Friday, May 25, 2007

What Can Web Browsing and Social Networking tell us?

New research conducted by Microsoft is developing software that could accurately guess your name, age, gender and potentially even your location, by analysing telltale patterns in your web browsing history. See story here.

Skeptics of the validity of the research should note that experts say the idea is a clear threat to privacy!

The approach taken by Microsoft doesn't sound a million miles away from propensity score matching, and it opens up new possibilities for doing work with anonymised web browsing history, if such data could be made available through a Freedom of Information request.

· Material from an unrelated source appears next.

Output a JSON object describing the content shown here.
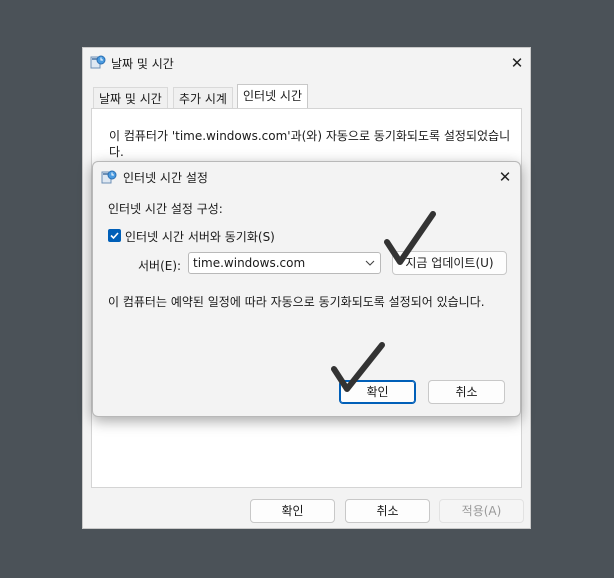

The team at Microsoft say they expect to be able to "refine the profiles which contain bogus demographic information", and one day predict our occupations, and our levels of qualifications.

Another similar endeavour in this cyber-data approach is being conducted by the Pentagon's National Security Agency, which specialises in eavesdropping and code-breaking. They are funding research into the mass harvesting of the information that people post about themselves on social networks, such as MySpace, Bebo, Friendster, Ringo and Facebook.

See more on this story here.

They are even considering the harnessing of advances in internet technology - specifically the forthcoming "semantic web" (championed by the web standards organisation W3C) - to combine data from social networking websites with details such as banking, retail and property records, allowing the NSA to build extensive, all-embracing personal profiles of individuals.

Talk about an empirical economist's dream data!

1 comment:

Michael99 said...

Big brother's getting a bit smart... Throw network analysis into the mix and you have a serious understanding of who's doing what, where, why and with whom. I'm sure the marketing companies are already on this case and google's tailored ad's are probably the tip of the ice-berg.